Google launched its #ifihadglass initiative in February this year, where people were invited to submit original ideas on how they would use its upcoming augmented reality spectacles – called Glass – if they were given a chance. Winners would get the privilege of being the first ones to try Glass on.
An important note here: winners would not WIN Google Glass – they would simply be the first ones who would get the chance to own a pair, provided they paid $1500. Additionally, Google will invite the winners to join its ‘Explorer’ program – for more research and development on Glass. Although Google is yet to confirm the official date for when these glasses will go on sale, it is expected to happen early next year.
Winners will have to pick up their device from New York, Los Angeles, or San Francisco.
Some of the winners (out of the 8000 that will be contacted by Google) and their entries are:
Max Wood of Gray, a firefighter by profession, aims to use Glass to improve firefighter safety. His submission read:
I would improve firefighter safety by providing firefighters pre-fire planning maps with hazards and escape routes in low visibility circumstances, location services helping track accountability of firefighters. It will supply real-time video feeds to incident commanders and instructions like “EVACUATE NOW!” to firefighters.
Shannon Rooney plans to give her grandmother a tour of Japan. Her post says:
Travel to Japan and help my Grandma live her dream of going back to her homeland without her leaving the house. #ifihadglass I would meet family for the first time with her by my side and she would be able to experience the activities, sites and sounds of Japan again.

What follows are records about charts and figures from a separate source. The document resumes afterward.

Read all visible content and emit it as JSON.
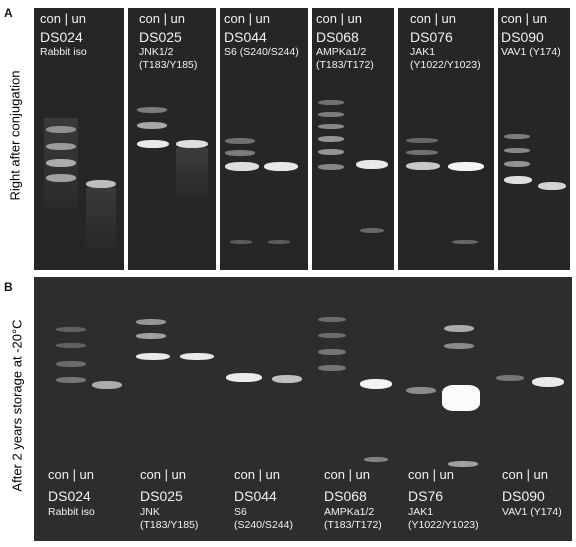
{
  "panel_a": {
    "letter": "A",
    "side_label": "Right after conjugation",
    "gels": [
      {
        "header": "con | un",
        "code": "DS024",
        "target": [
          "Rabbit iso"
        ]
      },
      {
        "header": "con | un",
        "code": "DS025",
        "target": [
          "JNK1/2",
          "(T183/Y185)"
        ]
      },
      {
        "header": "con | un",
        "code": "DS044",
        "target": [
          "S6 (S240/S244)"
        ]
      },
      {
        "header": "con | un",
        "code": "DS068",
        "target": [
          "AMPKa1/2",
          "(T183/T172)"
        ]
      },
      {
        "header": "con | un",
        "code": "DS076",
        "target": [
          "JAK1",
          "(Y1022/Y1023)"
        ]
      },
      {
        "header": "con | un",
        "code": "DS090",
        "target": [
          "VAV1 (Y174)"
        ]
      }
    ]
  },
  "panel_b": {
    "letter": "B",
    "side_label": "After 2 years storage at -20°C",
    "gels": [
      {
        "header": "con | un",
        "code": "DS024",
        "target": [
          "Rabbit iso"
        ]
      },
      {
        "header": "con | un",
        "code": "DS025",
        "target": [
          "JNK",
          "(T183/Y185)"
        ]
      },
      {
        "header": "con | un",
        "code": "DS044",
        "target": [
          "S6",
          "(S240/S244)"
        ]
      },
      {
        "header": "con | un",
        "code": "DS068",
        "target": [
          "AMPKa1/2",
          "(T183/T172)"
        ]
      },
      {
        "header": "con | un",
        "code": "DS76",
        "target": [
          "JAK1",
          "(Y1022/Y1023)"
        ]
      },
      {
        "header": "con | un",
        "code": "DS090",
        "target": [
          "VAV1 (Y174)"
        ]
      }
    ]
  },
  "colors": {
    "gel_background": "#262626",
    "band": "#ffffff",
    "label_text": "#f2f2f2"
  }
}
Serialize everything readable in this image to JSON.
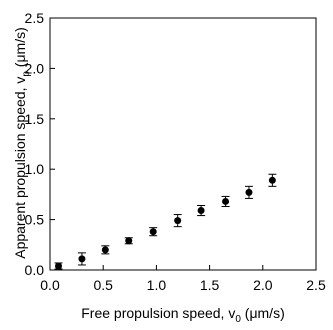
{
  "chart_data": {
    "type": "scatter",
    "title": "",
    "xlabel": {
      "main": "Free propulsion speed, v",
      "sub": "0",
      "unit": " (μm/s)"
    },
    "ylabel": {
      "main": "Apparent propulsion speed, v",
      "sub": "p",
      "unit": " (μm/s)"
    },
    "xlim": [
      0,
      2.5
    ],
    "ylim": [
      0,
      2.5
    ],
    "xticks": [
      0.0,
      0.5,
      1.0,
      1.5,
      2.0,
      2.5
    ],
    "yticks": [
      0.0,
      0.5,
      1.0,
      1.5,
      2.0,
      2.5
    ],
    "xtick_labels": [
      "0.0",
      "0.5",
      "1.0",
      "1.5",
      "2.0",
      "2.5"
    ],
    "ytick_labels": [
      "0.0",
      "0.5",
      "1.0",
      "1.5",
      "2.0",
      "2.5"
    ],
    "grid": false,
    "marker_color": "#000000",
    "series": [
      {
        "x": [
          0.08,
          0.3,
          0.52,
          0.74,
          0.97,
          1.2,
          1.42,
          1.65,
          1.87,
          2.09
        ],
        "y": [
          0.04,
          0.11,
          0.2,
          0.29,
          0.38,
          0.49,
          0.59,
          0.68,
          0.77,
          0.89
        ],
        "err": [
          0.03,
          0.06,
          0.04,
          0.03,
          0.04,
          0.06,
          0.05,
          0.05,
          0.06,
          0.06
        ]
      }
    ]
  }
}
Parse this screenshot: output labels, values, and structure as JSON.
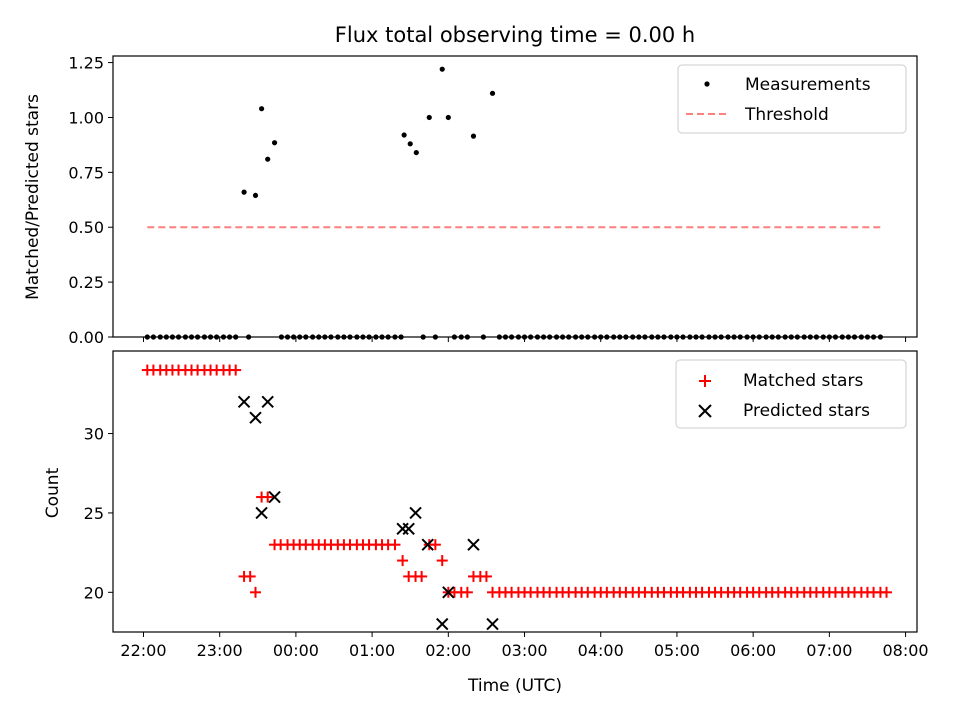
{
  "chart_data": [
    {
      "type": "scatter",
      "title": "Flux total observing time = 0.00 h",
      "xlabel": "",
      "ylabel": "Matched/Predicted stars",
      "xlim": [
        21.6,
        32.15
      ],
      "ylim": [
        0.0,
        1.28
      ],
      "yticks": [
        0.0,
        0.25,
        0.5,
        0.75,
        1.0,
        1.25
      ],
      "ytick_labels": [
        "0.00",
        "0.25",
        "0.50",
        "0.75",
        "1.00",
        "1.25"
      ],
      "legend": [
        "Measurements",
        "Threshold"
      ],
      "legend_position": "top-right",
      "series": [
        {
          "name": "Measurements",
          "marker": "dot",
          "color": "#000000",
          "points": [
            [
              22.05,
              0
            ],
            [
              22.13,
              0
            ],
            [
              22.22,
              0
            ],
            [
              22.3,
              0
            ],
            [
              22.38,
              0
            ],
            [
              22.46,
              0
            ],
            [
              22.55,
              0
            ],
            [
              22.63,
              0
            ],
            [
              22.71,
              0
            ],
            [
              22.8,
              0
            ],
            [
              22.88,
              0
            ],
            [
              22.96,
              0
            ],
            [
              23.05,
              0
            ],
            [
              23.13,
              0
            ],
            [
              23.21,
              0
            ],
            [
              23.32,
              0.66
            ],
            [
              23.38,
              0
            ],
            [
              23.47,
              0.645
            ],
            [
              23.55,
              1.04
            ],
            [
              23.63,
              0.81
            ],
            [
              23.72,
              0.885
            ],
            [
              23.81,
              0
            ],
            [
              23.89,
              0
            ],
            [
              23.97,
              0
            ],
            [
              24.05,
              0
            ],
            [
              24.13,
              0
            ],
            [
              24.22,
              0
            ],
            [
              24.3,
              0
            ],
            [
              24.38,
              0
            ],
            [
              24.46,
              0
            ],
            [
              24.55,
              0
            ],
            [
              24.63,
              0
            ],
            [
              24.71,
              0
            ],
            [
              24.8,
              0
            ],
            [
              24.88,
              0
            ],
            [
              24.96,
              0
            ],
            [
              25.05,
              0
            ],
            [
              25.13,
              0
            ],
            [
              25.21,
              0
            ],
            [
              25.3,
              0
            ],
            [
              25.38,
              0
            ],
            [
              25.42,
              0.92
            ],
            [
              25.5,
              0.88
            ],
            [
              25.58,
              0.84
            ],
            [
              25.67,
              0
            ],
            [
              25.75,
              1.0
            ],
            [
              25.83,
              0
            ],
            [
              25.92,
              1.22
            ],
            [
              26.0,
              1.0
            ],
            [
              26.08,
              0
            ],
            [
              26.17,
              0
            ],
            [
              26.25,
              0
            ],
            [
              26.33,
              0.915
            ],
            [
              26.46,
              0
            ],
            [
              26.58,
              1.11
            ],
            [
              26.67,
              0
            ],
            [
              26.75,
              0
            ],
            [
              26.83,
              0
            ],
            [
              26.92,
              0
            ],
            [
              27.0,
              0
            ],
            [
              27.08,
              0
            ],
            [
              27.17,
              0
            ],
            [
              27.25,
              0
            ],
            [
              27.33,
              0
            ],
            [
              27.42,
              0
            ],
            [
              27.5,
              0
            ],
            [
              27.58,
              0
            ],
            [
              27.67,
              0
            ],
            [
              27.75,
              0
            ],
            [
              27.83,
              0
            ],
            [
              27.92,
              0
            ],
            [
              28.0,
              0
            ],
            [
              28.08,
              0
            ],
            [
              28.17,
              0
            ],
            [
              28.25,
              0
            ],
            [
              28.33,
              0
            ],
            [
              28.42,
              0
            ],
            [
              28.5,
              0
            ],
            [
              28.58,
              0
            ],
            [
              28.67,
              0
            ],
            [
              28.75,
              0
            ],
            [
              28.83,
              0
            ],
            [
              28.92,
              0
            ],
            [
              29.0,
              0
            ],
            [
              29.08,
              0
            ],
            [
              29.17,
              0
            ],
            [
              29.25,
              0
            ],
            [
              29.33,
              0
            ],
            [
              29.42,
              0
            ],
            [
              29.5,
              0
            ],
            [
              29.58,
              0
            ],
            [
              29.67,
              0
            ],
            [
              29.75,
              0
            ],
            [
              29.83,
              0
            ],
            [
              29.92,
              0
            ],
            [
              30.0,
              0
            ],
            [
              30.08,
              0
            ],
            [
              30.17,
              0
            ],
            [
              30.25,
              0
            ],
            [
              30.33,
              0
            ],
            [
              30.42,
              0
            ],
            [
              30.5,
              0
            ],
            [
              30.58,
              0
            ],
            [
              30.67,
              0
            ],
            [
              30.75,
              0
            ],
            [
              30.83,
              0
            ],
            [
              30.92,
              0
            ],
            [
              31.0,
              0
            ],
            [
              31.08,
              0
            ],
            [
              31.17,
              0
            ],
            [
              31.25,
              0
            ],
            [
              31.33,
              0
            ],
            [
              31.42,
              0
            ],
            [
              31.5,
              0
            ],
            [
              31.58,
              0
            ],
            [
              31.67,
              0
            ]
          ]
        },
        {
          "name": "Threshold",
          "style": "dashed-line",
          "color": "#ff7f7f",
          "x": [
            22.05,
            31.67
          ],
          "y": [
            0.5,
            0.5
          ]
        }
      ]
    },
    {
      "type": "scatter",
      "title": "",
      "xlabel": "Time (UTC)",
      "ylabel": "Count",
      "xlim": [
        21.6,
        32.15
      ],
      "ylim": [
        17.5,
        35.2
      ],
      "xticks": [
        22,
        23,
        24,
        25,
        26,
        27,
        28,
        29,
        30,
        31,
        32
      ],
      "xtick_labels": [
        "22:00",
        "23:00",
        "00:00",
        "01:00",
        "02:00",
        "03:00",
        "04:00",
        "05:00",
        "06:00",
        "07:00",
        "08:00"
      ],
      "yticks": [
        20,
        25,
        30
      ],
      "ytick_labels": [
        "20",
        "25",
        "30"
      ],
      "legend": [
        "Matched stars",
        "Predicted stars"
      ],
      "legend_position": "top-right",
      "series": [
        {
          "name": "Matched stars",
          "marker": "plus",
          "color": "#ff0000",
          "points": [
            [
              22.05,
              34
            ],
            [
              22.13,
              34
            ],
            [
              22.22,
              34
            ],
            [
              22.3,
              34
            ],
            [
              22.38,
              34
            ],
            [
              22.46,
              34
            ],
            [
              22.55,
              34
            ],
            [
              22.63,
              34
            ],
            [
              22.71,
              34
            ],
            [
              22.8,
              34
            ],
            [
              22.88,
              34
            ],
            [
              22.96,
              34
            ],
            [
              23.05,
              34
            ],
            [
              23.13,
              34
            ],
            [
              23.21,
              34
            ],
            [
              23.32,
              21
            ],
            [
              23.4,
              21
            ],
            [
              23.47,
              20
            ],
            [
              23.55,
              26
            ],
            [
              23.63,
              26
            ],
            [
              23.72,
              23
            ],
            [
              23.8,
              23
            ],
            [
              23.89,
              23
            ],
            [
              23.97,
              23
            ],
            [
              24.05,
              23
            ],
            [
              24.13,
              23
            ],
            [
              24.22,
              23
            ],
            [
              24.3,
              23
            ],
            [
              24.38,
              23
            ],
            [
              24.46,
              23
            ],
            [
              24.55,
              23
            ],
            [
              24.63,
              23
            ],
            [
              24.71,
              23
            ],
            [
              24.8,
              23
            ],
            [
              24.88,
              23
            ],
            [
              24.96,
              23
            ],
            [
              25.05,
              23
            ],
            [
              25.13,
              23
            ],
            [
              25.21,
              23
            ],
            [
              25.3,
              23
            ],
            [
              25.4,
              22
            ],
            [
              25.48,
              21
            ],
            [
              25.57,
              21
            ],
            [
              25.65,
              21
            ],
            [
              25.75,
              23
            ],
            [
              25.83,
              23
            ],
            [
              25.92,
              22
            ],
            [
              26.0,
              20
            ],
            [
              26.08,
              20
            ],
            [
              26.17,
              20
            ],
            [
              26.25,
              20
            ],
            [
              26.33,
              21
            ],
            [
              26.42,
              21
            ],
            [
              26.5,
              21
            ],
            [
              26.58,
              20
            ],
            [
              26.67,
              20
            ],
            [
              26.75,
              20
            ],
            [
              26.83,
              20
            ],
            [
              26.92,
              20
            ],
            [
              27.0,
              20
            ],
            [
              27.08,
              20
            ],
            [
              27.17,
              20
            ],
            [
              27.25,
              20
            ],
            [
              27.33,
              20
            ],
            [
              27.42,
              20
            ],
            [
              27.5,
              20
            ],
            [
              27.58,
              20
            ],
            [
              27.67,
              20
            ],
            [
              27.75,
              20
            ],
            [
              27.83,
              20
            ],
            [
              27.92,
              20
            ],
            [
              28.0,
              20
            ],
            [
              28.08,
              20
            ],
            [
              28.17,
              20
            ],
            [
              28.25,
              20
            ],
            [
              28.33,
              20
            ],
            [
              28.42,
              20
            ],
            [
              28.5,
              20
            ],
            [
              28.58,
              20
            ],
            [
              28.67,
              20
            ],
            [
              28.75,
              20
            ],
            [
              28.83,
              20
            ],
            [
              28.92,
              20
            ],
            [
              29.0,
              20
            ],
            [
              29.08,
              20
            ],
            [
              29.17,
              20
            ],
            [
              29.25,
              20
            ],
            [
              29.33,
              20
            ],
            [
              29.42,
              20
            ],
            [
              29.5,
              20
            ],
            [
              29.58,
              20
            ],
            [
              29.67,
              20
            ],
            [
              29.75,
              20
            ],
            [
              29.83,
              20
            ],
            [
              29.92,
              20
            ],
            [
              30.0,
              20
            ],
            [
              30.08,
              20
            ],
            [
              30.17,
              20
            ],
            [
              30.25,
              20
            ],
            [
              30.33,
              20
            ],
            [
              30.42,
              20
            ],
            [
              30.5,
              20
            ],
            [
              30.58,
              20
            ],
            [
              30.67,
              20
            ],
            [
              30.75,
              20
            ],
            [
              30.83,
              20
            ],
            [
              30.92,
              20
            ],
            [
              31.0,
              20
            ],
            [
              31.08,
              20
            ],
            [
              31.17,
              20
            ],
            [
              31.25,
              20
            ],
            [
              31.33,
              20
            ],
            [
              31.42,
              20
            ],
            [
              31.5,
              20
            ],
            [
              31.58,
              20
            ],
            [
              31.67,
              20
            ],
            [
              31.75,
              20
            ]
          ]
        },
        {
          "name": "Predicted stars",
          "marker": "x",
          "color": "#000000",
          "points": [
            [
              23.32,
              32
            ],
            [
              23.47,
              31
            ],
            [
              23.55,
              25
            ],
            [
              23.63,
              32
            ],
            [
              23.72,
              26
            ],
            [
              25.4,
              24
            ],
            [
              25.48,
              24
            ],
            [
              25.57,
              25
            ],
            [
              25.73,
              23
            ],
            [
              25.92,
              18
            ],
            [
              26.0,
              20
            ],
            [
              26.33,
              23
            ],
            [
              26.58,
              18
            ]
          ]
        }
      ]
    }
  ]
}
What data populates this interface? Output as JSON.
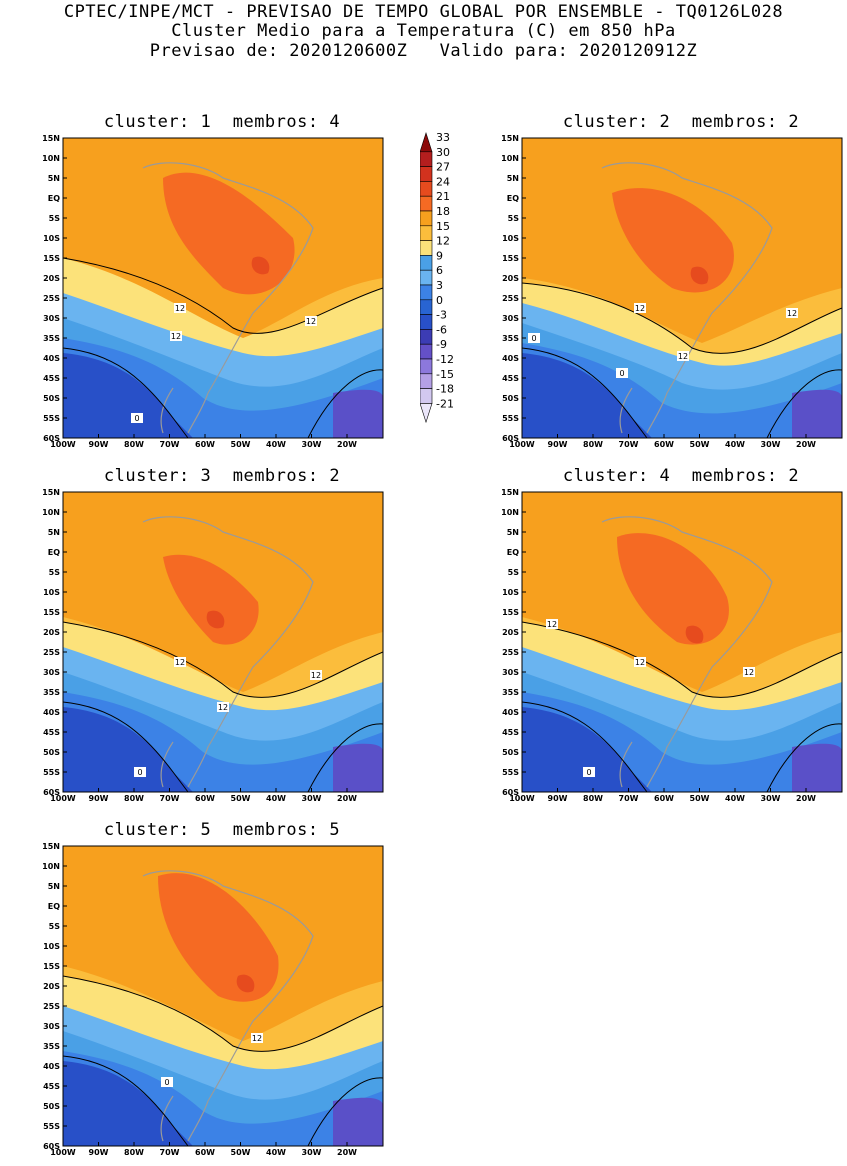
{
  "header": {
    "line1": "CPTEC/INPE/MCT - PREVISAO DE TEMPO GLOBAL POR ENSEMBLE - TQ0126L028",
    "line2": "Cluster Medio para a Temperatura (C) em 850 hPa",
    "line3": "Previsao de: 2020120600Z   Valido para: 2020120912Z"
  },
  "lat_ticks": [
    "15N",
    "10N",
    "5N",
    "EQ",
    "5S",
    "10S",
    "15S",
    "20S",
    "25S",
    "30S",
    "35S",
    "40S",
    "45S",
    "50S",
    "55S",
    "60S"
  ],
  "lon_ticks": [
    "100W",
    "90W",
    "80W",
    "70W",
    "60W",
    "50W",
    "40W",
    "30W",
    "20W"
  ],
  "legend": {
    "labels": [
      "33",
      "30",
      "27",
      "24",
      "21",
      "18",
      "15",
      "12",
      "9",
      "6",
      "3",
      "0",
      "-3",
      "-6",
      "-9",
      "-12",
      "-15",
      "-18",
      "-21"
    ],
    "colors": [
      "#8c0a0a",
      "#b41e1e",
      "#d2321e",
      "#e64b1e",
      "#f56a23",
      "#f7a01e",
      "#fbbd3c",
      "#fce27a",
      "#4aa0e6",
      "#6ab4f0",
      "#3c82e6",
      "#2864d2",
      "#2850c8",
      "#3c3cb4",
      "#6450c8",
      "#8c78dc",
      "#b4a0e6",
      "#d2c8f0",
      "#ebe6fa"
    ]
  },
  "panels": [
    {
      "title": "cluster: 1  membros: 4",
      "contour_labels": [
        "12",
        "12",
        "12",
        "0"
      ]
    },
    {
      "title": "cluster: 2  membros: 2",
      "contour_labels": [
        "12",
        "12",
        "12",
        "0",
        "0"
      ]
    },
    {
      "title": "cluster: 3  membros: 2",
      "contour_labels": [
        "12",
        "12",
        "12",
        "0"
      ]
    },
    {
      "title": "cluster: 4  membros: 2",
      "contour_labels": [
        "12",
        "12",
        "12",
        "0"
      ]
    },
    {
      "title": "cluster: 5  membros: 5",
      "contour_labels": [
        "12",
        "0"
      ]
    }
  ]
}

Anthony Brown wanted to hangout with penguins, and his tweet went: “#ifihadglass, zookeeper POV video/hangouts of penguin feedings would be amazing!”
David Moriarty, wants to revolutionize clinic trials by replacing writing with image/data sharing. His post reads:
I’d use them to revolutionize how clinical trials are conducted. Interactions can be improved by moving away from sequential writing & transcription into EDC. Imagine Doctors/Patients talking with the glasses capturing the data/images, then download to EDC. Less writing, more focus on the patient = better clinical trial.
Google Glass is also receiving some opposition. West Virginia Legislature Republican Gary G Howell has proposed a bill that would prohibit “using a wearable computer with head mounted display” while driving, thus outlawing usage of Google Glass on the road. He added:
It is mostly the young that are the tech-savvy that try new things. They are also our most vulnerable and underskilled drivers. We heard of many crashes caused by texting and driving, most involving our youngest drivers. I see the Google Glass as an extension.